Given all the doom and gloom headlines about Sears Holding Corporation, you might be surprised to hear that the company turned a profit last quarter. Until you realize that the only reason Sears didn’t lose money is because it sold its once-beloved Craftsman tool brand to Stanley Black & Decker.
That transaction will bring in around $900 million, and the buyer made an initial cash payment to Sears Holdings of $525 million. Without the Craftsman sale, the company would have posted a loss of $222 million in the first quarter of 2017, the company announced today during a pre-recorded earnings call [PDF transcript].
The last time that this happened, Sears Holdings had a profitable quarter because it sold a substantial amount of real estate to the Seritage real estate investment trust, a venture that’s able to rent out former Sears and Kmart buildings for more than four times the rent that Sears Holdings was paying.

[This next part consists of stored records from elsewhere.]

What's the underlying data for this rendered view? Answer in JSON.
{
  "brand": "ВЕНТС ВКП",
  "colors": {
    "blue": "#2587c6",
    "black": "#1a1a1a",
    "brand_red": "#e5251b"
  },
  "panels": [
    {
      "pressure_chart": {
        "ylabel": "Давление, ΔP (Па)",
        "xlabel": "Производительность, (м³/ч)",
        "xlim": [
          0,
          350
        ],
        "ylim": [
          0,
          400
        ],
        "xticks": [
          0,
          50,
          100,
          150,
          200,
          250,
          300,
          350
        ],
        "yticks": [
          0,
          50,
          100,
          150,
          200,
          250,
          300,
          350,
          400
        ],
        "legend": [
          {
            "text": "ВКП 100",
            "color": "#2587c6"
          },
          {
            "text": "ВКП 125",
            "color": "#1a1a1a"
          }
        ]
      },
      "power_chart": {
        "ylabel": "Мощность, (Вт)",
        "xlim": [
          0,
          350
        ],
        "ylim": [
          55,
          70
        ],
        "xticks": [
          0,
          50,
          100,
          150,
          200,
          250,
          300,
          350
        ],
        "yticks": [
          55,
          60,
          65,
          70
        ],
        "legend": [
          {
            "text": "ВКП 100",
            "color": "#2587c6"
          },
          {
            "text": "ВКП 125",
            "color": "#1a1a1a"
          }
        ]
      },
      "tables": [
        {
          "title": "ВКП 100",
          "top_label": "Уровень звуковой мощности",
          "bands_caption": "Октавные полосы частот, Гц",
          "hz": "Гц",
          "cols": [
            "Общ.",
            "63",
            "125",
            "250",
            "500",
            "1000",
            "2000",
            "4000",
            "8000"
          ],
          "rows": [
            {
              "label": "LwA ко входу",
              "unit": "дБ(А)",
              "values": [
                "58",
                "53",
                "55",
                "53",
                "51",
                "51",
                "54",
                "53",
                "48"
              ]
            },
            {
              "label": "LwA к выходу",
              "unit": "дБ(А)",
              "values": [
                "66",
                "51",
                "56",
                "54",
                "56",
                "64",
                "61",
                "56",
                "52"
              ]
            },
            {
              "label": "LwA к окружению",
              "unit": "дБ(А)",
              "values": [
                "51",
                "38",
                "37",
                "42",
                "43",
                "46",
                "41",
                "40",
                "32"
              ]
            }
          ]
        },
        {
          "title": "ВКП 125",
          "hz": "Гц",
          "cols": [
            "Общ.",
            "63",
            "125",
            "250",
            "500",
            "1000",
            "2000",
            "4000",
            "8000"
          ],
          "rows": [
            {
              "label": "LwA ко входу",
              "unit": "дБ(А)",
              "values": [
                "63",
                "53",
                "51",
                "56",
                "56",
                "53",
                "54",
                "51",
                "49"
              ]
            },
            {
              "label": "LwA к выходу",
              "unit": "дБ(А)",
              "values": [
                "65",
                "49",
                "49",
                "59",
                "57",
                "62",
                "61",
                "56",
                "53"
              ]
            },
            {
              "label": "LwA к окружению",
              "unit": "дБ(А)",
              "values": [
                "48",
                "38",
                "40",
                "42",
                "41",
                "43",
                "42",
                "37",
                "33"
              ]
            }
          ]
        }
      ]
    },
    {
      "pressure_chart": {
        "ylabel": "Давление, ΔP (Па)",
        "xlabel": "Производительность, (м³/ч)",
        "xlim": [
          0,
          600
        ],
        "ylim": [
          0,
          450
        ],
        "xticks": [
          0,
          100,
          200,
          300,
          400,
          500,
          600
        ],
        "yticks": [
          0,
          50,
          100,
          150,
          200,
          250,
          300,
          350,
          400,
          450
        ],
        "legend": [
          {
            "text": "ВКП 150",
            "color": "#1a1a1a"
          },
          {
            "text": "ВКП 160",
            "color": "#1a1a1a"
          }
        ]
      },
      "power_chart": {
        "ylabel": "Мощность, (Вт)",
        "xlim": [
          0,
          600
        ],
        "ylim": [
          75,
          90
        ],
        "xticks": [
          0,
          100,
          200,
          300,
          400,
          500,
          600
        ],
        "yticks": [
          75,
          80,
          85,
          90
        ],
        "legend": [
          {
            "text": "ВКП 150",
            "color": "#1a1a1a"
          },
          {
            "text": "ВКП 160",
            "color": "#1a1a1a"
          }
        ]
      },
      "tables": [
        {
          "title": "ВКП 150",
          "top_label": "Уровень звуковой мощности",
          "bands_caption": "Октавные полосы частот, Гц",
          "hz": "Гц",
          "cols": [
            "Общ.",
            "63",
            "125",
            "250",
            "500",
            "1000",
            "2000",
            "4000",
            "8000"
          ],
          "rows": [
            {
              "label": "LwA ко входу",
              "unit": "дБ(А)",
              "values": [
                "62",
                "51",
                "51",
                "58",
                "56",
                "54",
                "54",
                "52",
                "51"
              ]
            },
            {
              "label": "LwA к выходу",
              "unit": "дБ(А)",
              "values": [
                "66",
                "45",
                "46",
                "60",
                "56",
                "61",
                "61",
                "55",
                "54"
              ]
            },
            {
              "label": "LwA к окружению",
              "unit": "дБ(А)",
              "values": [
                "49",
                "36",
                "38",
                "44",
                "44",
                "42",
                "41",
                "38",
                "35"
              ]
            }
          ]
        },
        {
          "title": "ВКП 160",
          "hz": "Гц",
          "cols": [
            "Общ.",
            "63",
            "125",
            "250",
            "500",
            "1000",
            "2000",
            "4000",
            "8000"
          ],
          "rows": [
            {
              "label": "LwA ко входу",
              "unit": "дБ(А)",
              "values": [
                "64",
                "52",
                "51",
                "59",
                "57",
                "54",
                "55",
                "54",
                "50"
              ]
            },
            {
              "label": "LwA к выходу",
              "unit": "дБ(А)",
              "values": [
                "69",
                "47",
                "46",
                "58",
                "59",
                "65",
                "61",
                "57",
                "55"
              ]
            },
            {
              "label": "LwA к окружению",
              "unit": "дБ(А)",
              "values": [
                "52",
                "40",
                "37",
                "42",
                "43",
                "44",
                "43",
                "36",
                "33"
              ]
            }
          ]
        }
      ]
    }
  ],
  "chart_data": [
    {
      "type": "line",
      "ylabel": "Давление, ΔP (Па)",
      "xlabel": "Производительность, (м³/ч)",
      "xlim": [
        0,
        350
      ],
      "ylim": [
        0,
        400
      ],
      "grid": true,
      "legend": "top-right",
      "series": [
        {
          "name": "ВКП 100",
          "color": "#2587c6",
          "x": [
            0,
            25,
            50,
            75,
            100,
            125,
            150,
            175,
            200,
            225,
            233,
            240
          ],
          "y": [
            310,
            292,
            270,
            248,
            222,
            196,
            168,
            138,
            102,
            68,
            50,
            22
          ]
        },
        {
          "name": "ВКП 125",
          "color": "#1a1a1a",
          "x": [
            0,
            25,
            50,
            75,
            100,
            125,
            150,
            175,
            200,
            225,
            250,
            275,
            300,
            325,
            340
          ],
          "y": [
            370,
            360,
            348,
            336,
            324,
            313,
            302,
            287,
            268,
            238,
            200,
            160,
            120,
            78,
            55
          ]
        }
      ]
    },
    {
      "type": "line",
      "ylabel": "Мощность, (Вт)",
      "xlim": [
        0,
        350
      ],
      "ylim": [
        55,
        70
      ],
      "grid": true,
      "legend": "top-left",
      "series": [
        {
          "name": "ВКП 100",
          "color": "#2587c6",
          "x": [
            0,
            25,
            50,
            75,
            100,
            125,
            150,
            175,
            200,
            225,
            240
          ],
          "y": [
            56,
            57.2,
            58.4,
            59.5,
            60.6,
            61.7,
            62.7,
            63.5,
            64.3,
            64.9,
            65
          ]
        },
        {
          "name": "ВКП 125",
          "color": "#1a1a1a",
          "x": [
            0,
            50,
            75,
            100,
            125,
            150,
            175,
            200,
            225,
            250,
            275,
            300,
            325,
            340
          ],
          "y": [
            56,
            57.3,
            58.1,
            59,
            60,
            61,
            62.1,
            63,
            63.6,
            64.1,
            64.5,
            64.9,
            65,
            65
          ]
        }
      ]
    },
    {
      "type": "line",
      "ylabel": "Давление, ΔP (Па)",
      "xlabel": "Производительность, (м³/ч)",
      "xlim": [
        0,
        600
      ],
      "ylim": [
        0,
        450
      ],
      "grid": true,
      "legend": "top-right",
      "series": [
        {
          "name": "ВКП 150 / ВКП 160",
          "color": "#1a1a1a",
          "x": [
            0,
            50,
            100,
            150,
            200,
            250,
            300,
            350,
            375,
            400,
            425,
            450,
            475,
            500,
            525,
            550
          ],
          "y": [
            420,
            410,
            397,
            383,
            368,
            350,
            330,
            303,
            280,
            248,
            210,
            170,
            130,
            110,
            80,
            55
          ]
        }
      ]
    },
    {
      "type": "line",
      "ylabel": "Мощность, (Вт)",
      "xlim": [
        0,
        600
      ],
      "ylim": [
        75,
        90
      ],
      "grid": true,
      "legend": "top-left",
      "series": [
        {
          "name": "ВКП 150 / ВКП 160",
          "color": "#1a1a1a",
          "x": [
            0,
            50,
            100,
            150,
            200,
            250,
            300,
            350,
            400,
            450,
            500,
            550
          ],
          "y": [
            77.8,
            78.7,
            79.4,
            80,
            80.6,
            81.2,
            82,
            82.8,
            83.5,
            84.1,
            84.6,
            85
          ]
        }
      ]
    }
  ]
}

Chief Financial Officer Rob Riecker also noted that the company reduced the value of its inventory from $5 billion to $3.7 billion by closing stores and, as he put it, “efforts to tightly manage our inventory.”
He did not mention that part of the reason that inventory is tighter is that some suppliers are holding back on selling to Sears Holdings, worried that the retailer is at increased risk of bankruptcy in the near future. Chairman and CEO Eddie Lampert blames suppliers’ fears on media reports of the actual state of the company, claiming that vendors are taking advantage of “dire predictions” about the company to get better terms and break contracts.
That tighter management of inventory confused some Kmart employees, who didn’t believe what their own bosses were telling them and dished to Business Insider that they suspected their stores were about to close after “warehouse purges” began.
Keeping less merchandise on hand seems to be working in some stores, but works less well when the retailer keeps a store open while landlord Seritage is “recapturing” store space to lease to another business that will pay more.
The company is pinning its hopes on extracting more value from its proprietary brands, which could mean licensing them, selling them in more places, or expansions like Kenmore televisions and DieHard tires and branded auto repair centers.
At the same time, competitors see that Sears is vulnerable, and JCPenney is trying to steal some of the home services market and sell major appliances as Sears shrinks. Home Depot is doing the same.
Manifesto-writing CEO Lampert, for his part, keeps pinning his hopes on the Shop Your Way Rewards program. This quarter, he’s bragging to investors about the growth of the company’s new VIP program. Members can reach VIP status after spending $800 in a calendar year, which includes spending on cards linked to the Shop Your Way account, the Shop Your Way Citi card that used to be a Sears store credit card, rides booked through Uber, and any shopping at former Sears Holdings businesses like Lands’ End.
“We remain focused on driving the growth of our Shop Your Way ecosystem and are pleased with the traction we gained with our VIP membership base, which more than doubled in the last year,” Lampert said in a statement distributed with the quarterly results.